Over 140 economists, researchers, Michigan and Ohio state and local officials, business and non-profit leaders recently camped for two days at the Detroit Branch of the Chicago Federal Reserve Bank, to review--in ghastly, numerical detail--the economic and human toll of the collapse of the auto industry, and to vet any and all approaches to aid dislocated auto workers in response.First Flint Built Buick in 1904

Overall, the atmosphere and information was grim: Huge job losses in auto-dependent communities, significant human and community suffering, and maddeningly small increments of opportunity for those that have been thrown out of work.

Despite all the gloom and doom, there was still a bit of wishful thinking in the air, that for me (as one working in Flint, Lansing, and Detroit, Michigan for 20 years) underscored the now bi-polar Detroit and auto community attitude towards its once-dominant, sugar daddy industry. 

While historically standing four square behind the Big Three and the UAW--and fighting valiantly for whatever was in their self-professed interests--the cold shower of having now lost more auto-related jobs over the past decade (600,000) than are left in the region (400,000) places Detroit (and similar places) business, civic and political leadership in a very conflicted position.

Half the brain is still rooting for another comeback, hitting the end of the bungee cord and industry freefall. The other half of the brain is realizing that, finally, maybe the years of talk of “diversification,” embracing new sectors, and riding new economic ponies, is not only necessary, it may have already arrived as a fait accompli.

This schizophrenia regarding the future was on display in the presentation by CAR (Ann Arbor’s Center for Automotive Research). While replaying the same grim job loss and market share numbers as other conference economists, Kristen Dziczek noted that there will still be a giant need for new cars (and auto industry salvation?) because Americans weren’t really changing their behavior and embracing transit, bikes, or other options--the same 87 percent of Americans who drove to work in 1987… were still the 87 percent of Americans driving to work in 2007 and not much has changed since.

Discussion led to a collective confession--yes, the industry, leaders in the auto-impacted region, (and I would argue the nation) had not really, really made the Apollo-like commitment to a green economy yet, that might finally drive the last “clunkers” off the road, while also galvanizing the interests and passions of new generations of young people, looking for their “save the world” project, and hoping for (but not yet finding) it in Detroit.

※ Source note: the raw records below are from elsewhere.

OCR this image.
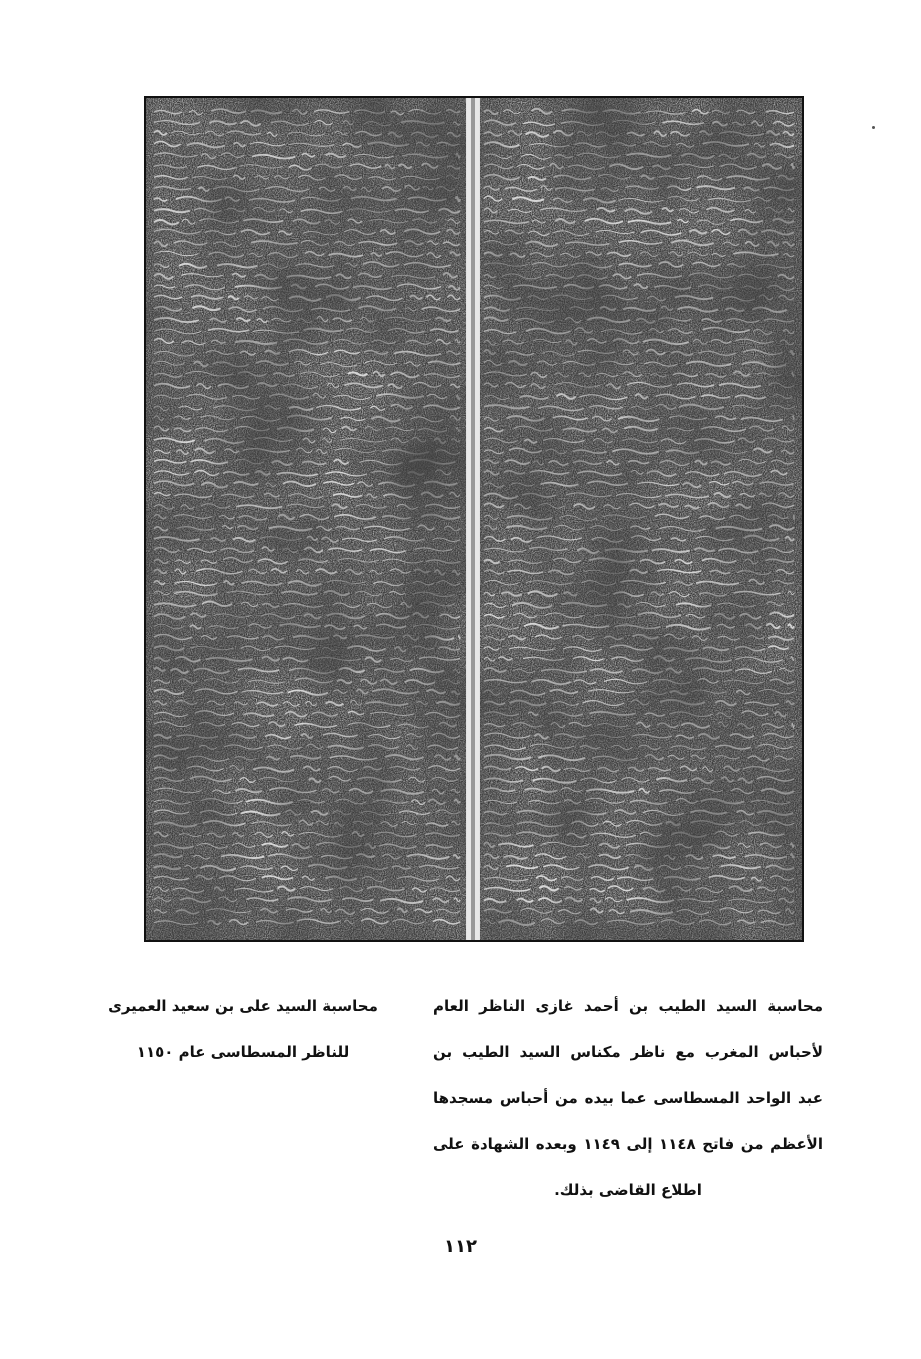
محاسبة السيد الطيب بن أحمد غازى الناظر العام
لأحباس المغرب مع ناظر مكناس السيد الطيب بن
عبد الواحد المسطاسى عما بيده من أحباس مسجدها
الأعظم من فاتح ١١٤٨ إلى ١١٤٩ وبعده الشهادة على
اطلاع القاضى بذلك.
محاسبة السيد على بن سعيد العميرى
للناظر المسطاسى عام ١١٥٠
١١٢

The day illustrated the biggest challenge we in Detroit and auto country face--a culture weaned and raised (and now retired) on one industry, and the still flickering hope that this dominant industry and its associated way of life will remain, or can somehow be brought back from the near-dead. 

As both Detroit’s Dave Egner  and Cleveland’s Brad Whitehead, who head similar regional philanthropic efforts designed to aid the economic transition, noted, it is awfully hard to encourage education and lifelong learning in communities that got used to good incomes with a high school education. Cleveland’s Fund for New Economic Future CEO Brad Whitehead put it succinctly: “culture eats strategy for breakfast.”

The best presentation in my view (and ironically for a Michigan man) came from Ohio State economist Mark Partridge who said that helping create new work for auto and parts assemblers making energy components and medical devices and the like was good, but the numbers will come slowly and not come close to matching the dislocations of the moment. “All auto communities can do to best influence their economies is focus on the basics: providing an attractive quality of life, productive workforce, good infrastructure, and efficient government that reflects the 21st century.”